Buying up troubled assets

This section is designed to help relieve banks of “toxic” or hard-to-sell assets and put more of their efforts into private lending. The goal is to buy up these assets using a combination of public funds and private capital, with the private sector taking charge of the price assessments. The costs of this goal are still uncertain, but the Treasury expects to generate up to $1 trillion from the investments.

Consumer and business lending

The Treasury also plans to restore the flow of credit by increasing lending in the consumer and business levels. This goal builds on the proposed Term Asset-Backed Securities Loan Facility (TALF), but will increase funding from $200 billion to $1 trillion in federal lending. Under the plan, the government will purchase securities backed by consumer and business loans, such as auto loans, small business loans and credit cards. The plan will put a premium on higher-quality securities to minimize losses for taxpayers.

Improved transparency and accountability

Banks and financial institutions who benefit from taxpayers’ money will be closely watched to ensure they don’t misuse public funds. Any companies receiving bailout funds will have to meet new requirements and operate under tighter restrictions. For instance, they will need to submit a plan for spending the government aid to increase lending, and upload monthly reports on the website www.financialstability.gov. Details of all transactions will also be posted on the website 5-10 days after each one is completed.

Companies receiving federal loans will also have to limit dividends to 1% per quarter until the debt is paid. Until then, they cannot re-buy private shares or buy up other banks without consent from the Treasury. A cap will also be imposed on executive pay for CEOs, and lobbyists will be banned to keep them from influencing the Treasury’s decisions.

Housing and foreclosure assistance

The new plan will lower interest rates to provide more affordable housing and reduce the risk of foreclosure. This program will cost $50 billion in the first weeks following implementation, during which loan modification guidelines will be established and existing programs will be adjusted. Under this plan, all companies receiving financial assistance will need to participate in the foreclosure mitigation plan (currently, only Citigroup and the Bank of America are taking part).
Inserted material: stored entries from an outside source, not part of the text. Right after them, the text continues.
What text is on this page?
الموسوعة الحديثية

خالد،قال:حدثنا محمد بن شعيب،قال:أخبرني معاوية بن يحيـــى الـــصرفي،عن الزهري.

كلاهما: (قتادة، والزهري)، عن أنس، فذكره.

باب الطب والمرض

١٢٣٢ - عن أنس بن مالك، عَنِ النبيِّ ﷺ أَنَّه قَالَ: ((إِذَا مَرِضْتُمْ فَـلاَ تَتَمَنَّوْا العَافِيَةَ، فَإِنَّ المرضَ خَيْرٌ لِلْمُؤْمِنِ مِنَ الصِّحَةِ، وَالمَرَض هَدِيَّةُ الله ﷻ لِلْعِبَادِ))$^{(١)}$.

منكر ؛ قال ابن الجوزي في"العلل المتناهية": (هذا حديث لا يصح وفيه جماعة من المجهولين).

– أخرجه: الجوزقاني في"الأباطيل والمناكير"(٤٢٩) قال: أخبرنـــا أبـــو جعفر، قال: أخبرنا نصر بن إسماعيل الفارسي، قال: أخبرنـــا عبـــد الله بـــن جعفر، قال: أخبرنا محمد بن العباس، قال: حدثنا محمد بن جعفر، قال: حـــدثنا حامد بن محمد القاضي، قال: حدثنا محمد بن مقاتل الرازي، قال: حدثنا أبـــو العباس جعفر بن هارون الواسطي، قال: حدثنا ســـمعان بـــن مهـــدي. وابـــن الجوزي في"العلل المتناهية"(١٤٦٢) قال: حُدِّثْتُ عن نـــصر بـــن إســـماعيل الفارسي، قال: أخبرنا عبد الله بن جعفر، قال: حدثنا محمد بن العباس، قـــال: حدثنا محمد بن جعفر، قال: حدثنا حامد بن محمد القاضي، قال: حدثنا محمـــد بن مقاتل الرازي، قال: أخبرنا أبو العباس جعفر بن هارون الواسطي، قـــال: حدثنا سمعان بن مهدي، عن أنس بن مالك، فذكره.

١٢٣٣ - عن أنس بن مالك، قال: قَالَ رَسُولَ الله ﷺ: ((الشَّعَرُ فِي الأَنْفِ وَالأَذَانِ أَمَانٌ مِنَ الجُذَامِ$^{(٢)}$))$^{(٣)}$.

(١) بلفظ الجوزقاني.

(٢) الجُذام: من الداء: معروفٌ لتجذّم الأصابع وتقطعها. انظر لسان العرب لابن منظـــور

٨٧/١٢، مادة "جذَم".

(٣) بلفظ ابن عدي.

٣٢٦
For homeowners, the government plans to spend $600 billion to buy up existing mortgage-backed securities from Fannie Mae and Freddie Mac. This will allow them to lower mortgage rates and make housing more affordable for families in distressed communities.

Small business lending

Small businesses and community lenders will also benefit from the bailout plan through lower borrowing costs and increased lending activity. Key elements will include buying up loans from the Small Business Administration (SBA), reducing fees, and increasing loan guarantees up to 90%.

Loan modification options

The new bailout plan may offer new options to homeowners seeking Loan Modification and other forms of mortgage assistance. Luckily, most loan modification companies have adjusted their programs to better comply with public policies. To know more about your options under this bailout plan, visit : http://www.cdloanmod.com/loss-mitigation-news



Repossession

Compare Mortgage Rates Online


 

There are various costly mistakes devoted by homeowners when they extract a mortgage. Finding the best California mortgage rates may be a frightening job. These mistakes vary from customers not shopping for the most excellent transaction, to not defensive their credit when compare mortgage rates online. By shopping the true way for California mortgage rates online, individuals can keep away from these common mistakes and save themselves thousands of dollars in the mortgage loan process.

There are thousands of mortgage lending institutions in the market, operating online or offline. Interest rates vary from lender to lender and as a result, customers need to shop around to compare the deals that are being presented by various California home mortgage lenders. This assessment of California mortgage rates can be simply done online and it is vital to perform this association to discover the best mortgage with the lowest mortgage interest rates and mainly encouraging requisites. Customers have to make sure that they guard their credit while shopping and comparing different rates and do not let lenders sprint their credit until they have chosen the right mortgage.

There are unusual factors that support borrowers in determining the right loan for them, and by means of the loan comparison calculators, they can obtain an accurate monthly payment figure. Comparing various California mortgage rates online may give individuals an impending into the various mortgage plans that are available in the market.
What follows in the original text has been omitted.